I aligned a few single cell datasets with cellranger, but when I checked the results, it seems that although most reads aligned to to the genome (only half with high confidence), only 40% of the reads aligned with the transcriptome. Here is an example of one of the outputs:
Reads Mapped to Genome 96.6%
Reads Mapped Confidently to Genome 54.6%
Reads Mapped Confidently to Intergenic Regions 8.5%
Reads Mapped Confidently to Intronic Regions 0.2%
Reads Mapped Confidently to Exonic Regions 46.0%
Reads Mapped Confidently to Transcriptome 45.3%
Reads Mapped Antisense to Gene 0.4%
I am not sure what to think about this. Could this be a sign of low integrity of the reads? My hypothesis is that this if there is degradation in the sample, it could have not aligned as a trasncript, but it shouldn't have any problem aligning with the genome. Another hypothesis is that the sample was contaminated with genomic DNA. I am, however, not even sure if these results are normal.

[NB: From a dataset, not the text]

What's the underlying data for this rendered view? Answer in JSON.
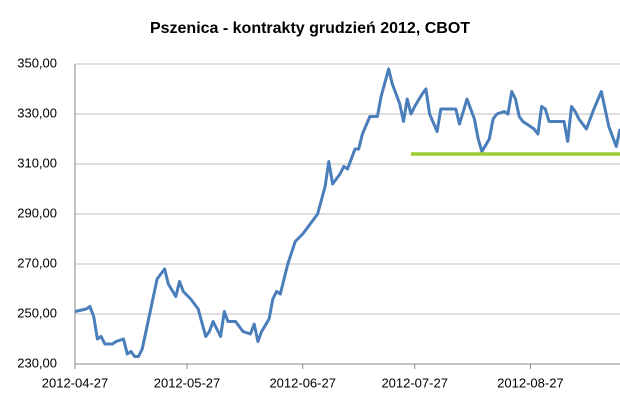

Is that so bad? I have had data of (what I think) good quality with similar mapping rates, though I used Alevin and not CellRanger. Others may comment as well, but I would not get too much of a headache here, just continue and check whether data are ok and can be analysed. Check the usual QC metrics and if you get cluster separation matching biological expectations. See whether you get the usual amount of genes detected per cell (that obviously depends on the celltype, but very generally, like 1000 per cell and more).